5. Beware of tour packages in Cusco — the cost of tourist tickets aren’t included 


It’s easy to forget about little ol’ Cusco in the midst of your final destination, Machu Picchu. However, I highly recommend that you take a few days in Cusco to explore and enjoy its ancient beauty. Tour companies will bombard you on the street with their packages offering to take you on a city tour, the Sacred Valley tour, or to some local museums and ruins like Saksaywaman. What they don’t tell you is that the price you are being quoted only includes the guide and transportation.  We quickly discovered that you have to buy a Boleto Turistico Del Cusco (The Cusco Tourist Ticket). This ticket must be purchased by the tourist, which is why it’s not included in the tour package price. It costs 130 soles (approximately $45) and it gives you access to 16 different museums. This is what we used to tour in and around Cusco before heading to Machu Picchu. We split the tour into two days and still couldn’t fit in all of the sites. (All of the sites below require the Boleto Turistico del Cusco, and as far as I could tell, you cannot pay at the entrances to get in. The ticket needs to be purchased in Cusco first.)
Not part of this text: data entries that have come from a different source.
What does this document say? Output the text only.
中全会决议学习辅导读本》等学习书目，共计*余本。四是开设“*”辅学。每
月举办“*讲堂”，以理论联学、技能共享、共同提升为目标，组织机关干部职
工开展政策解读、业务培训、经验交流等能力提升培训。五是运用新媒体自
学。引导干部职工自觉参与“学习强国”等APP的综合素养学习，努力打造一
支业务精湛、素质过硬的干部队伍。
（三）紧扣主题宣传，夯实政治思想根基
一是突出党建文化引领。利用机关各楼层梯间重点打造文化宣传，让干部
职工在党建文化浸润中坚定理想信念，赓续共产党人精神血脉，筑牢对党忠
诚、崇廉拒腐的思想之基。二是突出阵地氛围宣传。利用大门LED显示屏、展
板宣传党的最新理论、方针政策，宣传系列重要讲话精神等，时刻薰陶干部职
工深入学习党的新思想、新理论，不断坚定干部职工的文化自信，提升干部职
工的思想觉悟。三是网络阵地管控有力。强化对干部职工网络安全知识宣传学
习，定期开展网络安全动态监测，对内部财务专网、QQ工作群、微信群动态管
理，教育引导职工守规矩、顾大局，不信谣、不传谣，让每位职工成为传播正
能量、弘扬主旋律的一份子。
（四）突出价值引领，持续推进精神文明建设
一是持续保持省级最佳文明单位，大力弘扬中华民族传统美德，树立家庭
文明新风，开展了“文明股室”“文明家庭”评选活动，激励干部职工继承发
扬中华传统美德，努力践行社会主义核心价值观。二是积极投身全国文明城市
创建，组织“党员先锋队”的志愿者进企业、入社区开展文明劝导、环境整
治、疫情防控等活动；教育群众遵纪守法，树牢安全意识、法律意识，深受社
  • Ollantaytambo: This site is about an hour away so our tour included lunch, a tour of the ancient ruins in Ollantaytambo, and transportation.
  • Pisac: Another ancient ruin site that we were able to visit on our way down to Ollantaytambo. My boys loved hanging out in this area because there was a ton of rock climbing and jumping to enjoy. The stonework and panoramas at Pisac’s Inca citadel were breathtaking from the Sun Temple.
  • Chinchero: This is a small Andean village with a presentation of how they make fabric. We were able to explore the village on foot.
  • Tambomachay: This was an archaeological site that I would have been fine without seeing, but it was included in our package so we happily explored it.
  • Qenqo: Apparently this site is home to one of the largest wak’as (holy places) in the Cusco Region. Many wak’as were based on naturally occurring rock formations. It was believed to be a place where sacrifices and mummification took place.
  • Saksaywaman: We loved hanging out here and I wish our tour guide would have let us walk over to the Christ statue that is situated looking over the city of Cusco.
  • Museo de Sitio del Qoricancha and Museo Historico Regional: These museums are located in Cusco. They were the first museums we explored on the tour.

6. The best ways to get around Cusco and Machu Picchu


  • Stroller: If you have a baby or toddler, you’ll be happy to know that in most parts of the touristy part of Cusco, you can use a stroller (But keep in mind there are a lot of cobblestone streets so it won’t be smooth riding). Strollers aren’t that practical to use in Machu Picchu, but you can use one in the town of Aguas Calientes where most people spend a night before conquering the majestic ruins. If you have a jogging stroller, that would work even better.
  • Walking: Everyone we talked to said it’s pretty safe. Thanks to God we didn’t have any dangerous encounters, but we also weren’t out partying past 10 p.m. and we stayed in well lit and populated areas. A few nights we were out walking as a family near the Plaza de las Armas.
  • Bus, taxi, or private chauffeur: We used all of these forms of transportation (including a train ride to Machu Picchu), and they were all affordable and easy to get. (Note: the train ride out of Cusco isn’t running right now.)

Ultimately, I found Cusco and Machu Picchu to be extremely tourist-friendly. Happy trip planning!